A fresh look for school
Eagle Grove barber will cut kids’ hair for free before school starts
EAGLE GROVE — Anthony Babcock plans to offer free haircuts to kids who need them before school starts back up.
Babcock owns Babcock’s Barber Shop, 211 W. Broadway, in Eagle Grove.
He opened his shop on March 31.
Kids who need to get their ears lowered can come to Babcock’s shop from noon to 6 p.m. on Tuesday for a trim.
Babcock said in a post on social media, “It will be first come first serve. If you can afford a cut please don’t take an opportunity away from someone who might not be able to. Looking forward to giving back. Please pass the word along to anyone you know who might need this. Thanks everyone!”

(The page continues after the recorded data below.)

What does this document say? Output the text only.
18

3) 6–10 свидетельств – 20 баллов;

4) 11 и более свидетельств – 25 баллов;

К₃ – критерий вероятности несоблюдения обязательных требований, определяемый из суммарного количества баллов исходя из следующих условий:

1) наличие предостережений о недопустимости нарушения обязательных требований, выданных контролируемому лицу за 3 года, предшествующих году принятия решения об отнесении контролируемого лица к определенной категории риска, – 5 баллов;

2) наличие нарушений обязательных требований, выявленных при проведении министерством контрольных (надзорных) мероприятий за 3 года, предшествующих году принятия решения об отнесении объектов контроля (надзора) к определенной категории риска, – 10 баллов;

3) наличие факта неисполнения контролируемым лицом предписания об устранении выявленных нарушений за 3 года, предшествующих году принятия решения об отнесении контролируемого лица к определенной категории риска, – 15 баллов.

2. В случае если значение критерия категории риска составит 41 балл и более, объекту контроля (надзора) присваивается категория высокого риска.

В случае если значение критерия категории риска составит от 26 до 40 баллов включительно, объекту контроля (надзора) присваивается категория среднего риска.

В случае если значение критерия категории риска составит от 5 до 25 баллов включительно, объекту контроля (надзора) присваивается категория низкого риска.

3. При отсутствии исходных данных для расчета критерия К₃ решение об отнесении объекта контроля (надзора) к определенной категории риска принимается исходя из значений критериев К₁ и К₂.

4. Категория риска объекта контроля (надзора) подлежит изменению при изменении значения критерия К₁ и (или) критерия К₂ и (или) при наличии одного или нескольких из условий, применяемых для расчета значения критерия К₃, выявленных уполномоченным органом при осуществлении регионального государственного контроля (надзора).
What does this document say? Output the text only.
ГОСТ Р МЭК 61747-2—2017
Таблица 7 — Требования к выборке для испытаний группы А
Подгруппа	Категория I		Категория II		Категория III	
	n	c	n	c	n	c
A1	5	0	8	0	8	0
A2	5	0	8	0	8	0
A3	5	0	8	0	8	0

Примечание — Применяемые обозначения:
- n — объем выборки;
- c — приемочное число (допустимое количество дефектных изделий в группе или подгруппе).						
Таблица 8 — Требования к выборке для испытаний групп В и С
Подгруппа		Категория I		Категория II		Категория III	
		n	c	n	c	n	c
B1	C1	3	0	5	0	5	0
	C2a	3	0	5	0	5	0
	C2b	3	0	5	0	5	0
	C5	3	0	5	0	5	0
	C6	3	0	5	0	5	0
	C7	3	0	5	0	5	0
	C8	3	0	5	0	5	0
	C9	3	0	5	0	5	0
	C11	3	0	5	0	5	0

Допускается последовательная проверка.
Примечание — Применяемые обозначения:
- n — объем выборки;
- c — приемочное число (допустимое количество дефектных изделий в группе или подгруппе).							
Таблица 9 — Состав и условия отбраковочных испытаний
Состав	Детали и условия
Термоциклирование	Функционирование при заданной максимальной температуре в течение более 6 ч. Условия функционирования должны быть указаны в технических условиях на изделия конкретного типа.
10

Babcock, a U.S. Marine Corps veteran, said he first started cutting hair while in the service.
“A few buddies and I, we brought our clippers and gave each other haircuts on deployment,” he said.
Babcock served in the early 2000s.
After he was discharged in 2007, he went to work for Union Pacific Railroad.
Six and a half years later, it was time for a change, he said.
“I ended up getting a divorce,” Babcock said. “Instead of doing something where I was always working and always going for the money, I decided to do something that I just really enjoyed. I thought being a barber sounded pretty good, so I sold my house, moved down to Des Moines, went to barber school. I worked down there for about a year and that’s when I got the message from my buddy here in town.”
“One of my friends messaged me and said the shop was up for grabs. One thing led to another and here I am.”
The idea for the free haircuts came to Babcock when he checked his mail recently.
“Honestly, this thing came in my mailbox that announced when the first day of school was and when we started school when I was a kid in the ’80s mom gave us the bowl cuts,” Babcock said. “I got that haircut every year.”
The first day of school for Eagle Grove schools is Thursday.
Babcock said his idea of free haircuts has become quite popular.
“I wasn’t expecting the reaction it’s gotten,” Babcock said. “I just figured there would be a couple people saying, ‘right on, awesome, we’ll send our kids over there.'”
He added, “I thought it would be cool to do for the community.”